たとえ次でこのゲームを取られてしまっても、次に繋げるために逃げてはいけない。ここで点差を詰め、勝つということを最初から信じていなければ次なんてこないのだから。
最初から小さい目標を掲げても、頂上には上がれないのだから。
(体力温存? ただでさえないんだから、意味ない。逃げるわけにはいかないだろ)
武は首筋を軽くラケットフレームで叩く。自分に対しての気合を軽く入れる。普段ならもっと強く叩くところだが、その力くらいは温存しておきたい。
全力で抗い、攻めるために。
「さあ、ストップだ!」
自分へと最後のサーブを放つ坂下。武は無理せずにシャトルを高いロブで返した。川島からの弾丸スマッシュも無理せずにストレートに返す。コースを考える余裕は、まだない。だが、打たれた方向に高く返すことは可能になってきた。試合の間に速度に慣れてきている。
(目が、体が慣れてきた。練習でも、今までの試合でも体験したことがない速度に。落ち着けば、だから、思考にも余裕が出てきてる)
川島はスマッシュが効かないと分かったのか、急遽ドロップに切り替えた。武を前に走らせ、ロブを上げさせる。
スマッシュよりも打点が低く、起動が下から山形になるため坂下がシャトルをインターセプトしやすいようにするつもりだと武は一瞬で把握した。
(それでも今は)
今の状態なら、ネット前に落とせば坂下のプッシュの餌食だろう。ならば、ロブを早く深く上げるしかない。
武は前に体を押し出して、いつもよりも前の打点でシャトルを捕まえた。
「はっ!」
シャトルが山形に弾き出され、坂下のラケットが届く前に宙を舞う。
第二ゲームの中で、今のようにロブを上げさせられた時に前衛に叩き返されたのは二度あった。それ以外はスマッシュで決められていたため、今までのままならば今回で十五点目が入っていたはずだった。
しかし、武のラケットの振りが今までよりも速く、打点が違ったために坂下のインターセプトがずれた。

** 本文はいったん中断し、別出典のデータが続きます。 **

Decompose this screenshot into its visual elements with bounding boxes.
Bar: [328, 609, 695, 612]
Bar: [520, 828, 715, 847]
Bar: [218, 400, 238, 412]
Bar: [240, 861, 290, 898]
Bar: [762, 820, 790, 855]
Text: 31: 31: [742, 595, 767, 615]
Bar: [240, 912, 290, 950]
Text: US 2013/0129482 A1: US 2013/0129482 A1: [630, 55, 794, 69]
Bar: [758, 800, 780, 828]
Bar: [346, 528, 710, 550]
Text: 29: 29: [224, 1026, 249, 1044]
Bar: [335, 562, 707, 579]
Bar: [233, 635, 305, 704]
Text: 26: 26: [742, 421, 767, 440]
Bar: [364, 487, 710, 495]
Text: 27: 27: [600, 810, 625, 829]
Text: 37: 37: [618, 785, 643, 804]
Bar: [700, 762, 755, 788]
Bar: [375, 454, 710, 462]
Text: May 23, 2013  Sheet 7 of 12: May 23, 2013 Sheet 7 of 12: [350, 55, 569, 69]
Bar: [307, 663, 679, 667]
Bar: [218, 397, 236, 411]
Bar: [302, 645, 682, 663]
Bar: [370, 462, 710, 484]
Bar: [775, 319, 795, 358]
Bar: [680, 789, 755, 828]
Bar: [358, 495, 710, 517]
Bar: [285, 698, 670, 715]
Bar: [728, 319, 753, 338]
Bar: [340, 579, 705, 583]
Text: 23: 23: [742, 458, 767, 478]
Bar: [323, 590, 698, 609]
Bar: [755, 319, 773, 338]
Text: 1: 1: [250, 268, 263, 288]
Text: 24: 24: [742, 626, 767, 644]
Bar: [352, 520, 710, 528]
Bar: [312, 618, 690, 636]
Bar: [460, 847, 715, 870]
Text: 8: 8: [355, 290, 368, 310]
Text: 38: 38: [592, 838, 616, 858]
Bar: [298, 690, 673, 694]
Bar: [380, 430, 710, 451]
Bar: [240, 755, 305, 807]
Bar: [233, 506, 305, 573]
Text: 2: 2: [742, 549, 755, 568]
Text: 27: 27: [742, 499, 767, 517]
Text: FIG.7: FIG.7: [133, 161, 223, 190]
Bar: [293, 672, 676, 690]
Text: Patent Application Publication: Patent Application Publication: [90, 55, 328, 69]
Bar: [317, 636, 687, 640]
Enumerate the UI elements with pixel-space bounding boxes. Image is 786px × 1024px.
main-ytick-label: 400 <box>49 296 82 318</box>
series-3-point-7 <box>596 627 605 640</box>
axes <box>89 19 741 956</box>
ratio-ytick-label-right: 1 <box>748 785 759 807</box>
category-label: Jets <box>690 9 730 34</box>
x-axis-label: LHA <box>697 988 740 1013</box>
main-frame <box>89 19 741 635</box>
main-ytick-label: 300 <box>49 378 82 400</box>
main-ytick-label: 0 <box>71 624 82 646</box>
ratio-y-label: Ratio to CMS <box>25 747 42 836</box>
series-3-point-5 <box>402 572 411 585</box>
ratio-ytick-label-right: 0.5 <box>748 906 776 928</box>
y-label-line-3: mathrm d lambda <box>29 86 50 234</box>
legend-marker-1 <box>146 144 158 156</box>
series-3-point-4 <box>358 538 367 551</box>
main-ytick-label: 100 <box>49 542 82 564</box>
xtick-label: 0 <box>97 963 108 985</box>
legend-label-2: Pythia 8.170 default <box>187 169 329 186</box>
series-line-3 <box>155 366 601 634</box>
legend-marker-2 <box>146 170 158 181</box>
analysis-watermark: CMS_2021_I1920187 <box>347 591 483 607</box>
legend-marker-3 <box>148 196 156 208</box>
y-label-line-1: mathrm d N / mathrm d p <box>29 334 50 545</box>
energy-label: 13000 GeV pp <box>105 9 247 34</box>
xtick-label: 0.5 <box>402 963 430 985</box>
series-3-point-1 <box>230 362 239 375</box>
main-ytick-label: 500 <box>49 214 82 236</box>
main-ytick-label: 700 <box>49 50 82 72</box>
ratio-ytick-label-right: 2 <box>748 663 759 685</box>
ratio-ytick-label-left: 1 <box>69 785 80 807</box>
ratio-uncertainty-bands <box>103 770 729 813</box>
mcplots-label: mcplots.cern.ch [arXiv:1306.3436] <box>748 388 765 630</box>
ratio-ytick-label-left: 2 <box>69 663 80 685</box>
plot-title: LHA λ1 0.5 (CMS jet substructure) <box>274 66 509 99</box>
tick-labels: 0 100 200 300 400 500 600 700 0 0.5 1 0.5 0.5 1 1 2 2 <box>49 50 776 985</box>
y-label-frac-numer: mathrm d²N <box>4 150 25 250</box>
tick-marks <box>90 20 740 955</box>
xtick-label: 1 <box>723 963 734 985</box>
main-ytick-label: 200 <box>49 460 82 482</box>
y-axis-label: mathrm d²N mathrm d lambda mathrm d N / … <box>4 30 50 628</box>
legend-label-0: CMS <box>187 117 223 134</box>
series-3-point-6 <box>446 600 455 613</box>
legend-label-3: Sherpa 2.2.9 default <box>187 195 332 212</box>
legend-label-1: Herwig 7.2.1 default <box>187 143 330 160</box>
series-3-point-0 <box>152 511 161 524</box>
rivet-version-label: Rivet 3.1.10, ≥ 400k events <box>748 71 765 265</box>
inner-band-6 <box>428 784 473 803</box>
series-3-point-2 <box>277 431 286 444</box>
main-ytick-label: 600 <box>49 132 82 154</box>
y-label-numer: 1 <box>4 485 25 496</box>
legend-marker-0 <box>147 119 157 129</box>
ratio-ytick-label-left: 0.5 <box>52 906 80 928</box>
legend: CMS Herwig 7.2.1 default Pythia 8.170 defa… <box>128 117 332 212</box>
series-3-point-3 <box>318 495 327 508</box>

そのためか、川島も再度ドロップではなくスマッシュで吉田を狙う。吉田は体を思い切り低く構え、ドライブを打つかのようにスマッシュを水平軌道で返していた。速度があり、坂下もインターセプトできずに川島のバックハンドを引き出した。
ロブが上がったのを確認して吉田がそのまま前中央に入る。武は後ろに向かい、スマッシュを打とうとジャンプした。
「うおおおぉおお!」
打つ瞬間に相手の位置取りが視界に入る。二人ともトップアンドバックを崩さなかったが、あからさまに武から見て左サイドが開いている。そこに打ち込めば、おそらく一番に反応してくるだろう。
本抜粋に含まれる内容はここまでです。